Given her background in researching some of the deadliest pathogens on Earth, including Ebola, colleagues of newly arrived astronaut Kate Rubins had expected her to want to do “crazy science fiction” on the International Space Station.
Instead, Rubins pushed for carefully controlled experiments with a mix of a bacteria, a common virus and mouse cells, all already repeatedly sequenced and safe for testing in the space station’s closed-loop environment.
Rubins, a trained microbiologist who arrived at the space station on Saturday, will be using the samples to put Oxford Nanopore’s MinION sequencer – a pocket-sized DNA sequencer – through its paces.
The tests are intended to prove whether the technology can be used to understand microbes in the space station, to scan fellow astronauts for genetic changes that could diagnose illness, and in future missions, potentially to test samples from Mars and elsewhere for signs of DNA-based life.
One of the first things the scientists need to prove is just how well the machine operates in microgravity. “Technology behaves differently up here. Fluids behave differently up here,” Rubins said in an interview with Reuters on Thursday from the International Space Station.
The MinION sequencer, which is about half the size of a smartphone, operates fundamentally differently from current DNA sequencers, said Sarah Wallace, a microbiologist at the National Aeronautics and Space Administration’s Johnson Space Center in Houston.
With most sequencers, scientists put in a sample and it runs for 24 to 48 hours, then stops. The station’s sequencer displays its analysis as it works.
“Within minutes of loading your sample, you’re starting to get the sequence data back … so how long it runs is based on the scientific question you’re asking,” Wallace said.
The MinION DNA sequencer is among the nearly 2,223 kg of cargo scheduled to be launched to the station on Monday aboard a SpaceX Dragon capsule.

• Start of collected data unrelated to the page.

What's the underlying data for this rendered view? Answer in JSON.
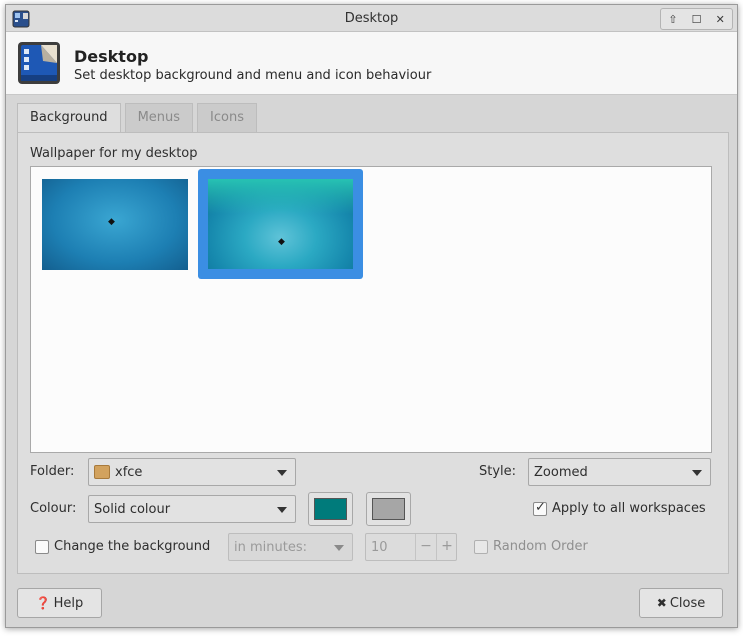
{
  "window": {
    "title": "Desktop"
  },
  "header": {
    "title": "Desktop",
    "subtitle": "Set desktop background and menu and icon behaviour"
  },
  "tabs": [
    {
      "label": "Background",
      "active": true
    },
    {
      "label": "Menus",
      "active": false
    },
    {
      "label": "Icons",
      "active": false
    }
  ],
  "background": {
    "wallpaper_label": "Wallpaper for my desktop",
    "wallpapers": [
      {
        "name": "xfce-blue",
        "selected": false
      },
      {
        "name": "xfce-teal",
        "selected": true
      }
    ],
    "folder_label": "Folder:",
    "folder_value": "xfce",
    "style_label": "Style:",
    "style_value": "Zoomed",
    "colour_label": "Colour:",
    "colour_value": "Solid colour",
    "primary_colour": "#007b7b",
    "secondary_colour": "#a6a6a6",
    "apply_all_label": "Apply to all workspaces",
    "apply_all_checked": true,
    "change_bg_label": "Change the background",
    "change_bg_checked": false,
    "interval_unit": "in minutes:",
    "interval_value": "10",
    "random_order_label": "Random Order",
    "random_order_checked": false
  },
  "buttons": {
    "help": "Help",
    "close": "Close"
  }
}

It will be the first use of the machine in space, Wallace said in a news briefing on Wednesday.
Currently, samples from space must be frozen and flown back to Earth for analysis.
“We don’t get to analyse everything that is happening to human beings and to cells in real time,” Rubins said.
In the future, Rubins would like to use the DNA sequencer to learn more about potential colonies of microbes that have taken up residence in the station’s water system and elsewhere aboard the orbiting laboratory.
“We’ve got wonderful clean water, but we’ve got a water system that’s been up here for 15 years. Do we have any microbes living in the system?” Rubins said.
If all checks out, the DNA sequencer could be used to help diagnose illness in astronauts on the space station and understand whether any disease-causing microbes are susceptible to antibiotics, helping to conserve valuable medications that cannot be readily restocked.
The device joins a suite of other diagnostic instruments aboard the station, including a polymerase chain reaction, or PCR, device that can test single genes.
“These kinds of small, portable genomic technologies are going to let us look, in real time, at what’s actually happening to bone degradation, for example. What’s happening to your immune system, what’s happening to a population of microbes that you bring up in a culture flask?” Rubins said.
Testing the DNA sequencer in space also could pave the way for its use in remote or resource-poor areas on Earth.
“This kind of device is something you would use in the developing world, you could use this in an outbreak situation, you could use this in a clinic where you don’t have a lot of resources to buy a full-scale sequencer but you can enable some kinds of diagnostic tests in really resource-poor settings,” Rubins said.
Rubins said the space station is an “amazing place” to test device performance when power and data processing capabilities are limited.
“We have to engineer devices that are going to work in space stations. Those same things are going to work in the most remote regions on Earth,” Rubins said.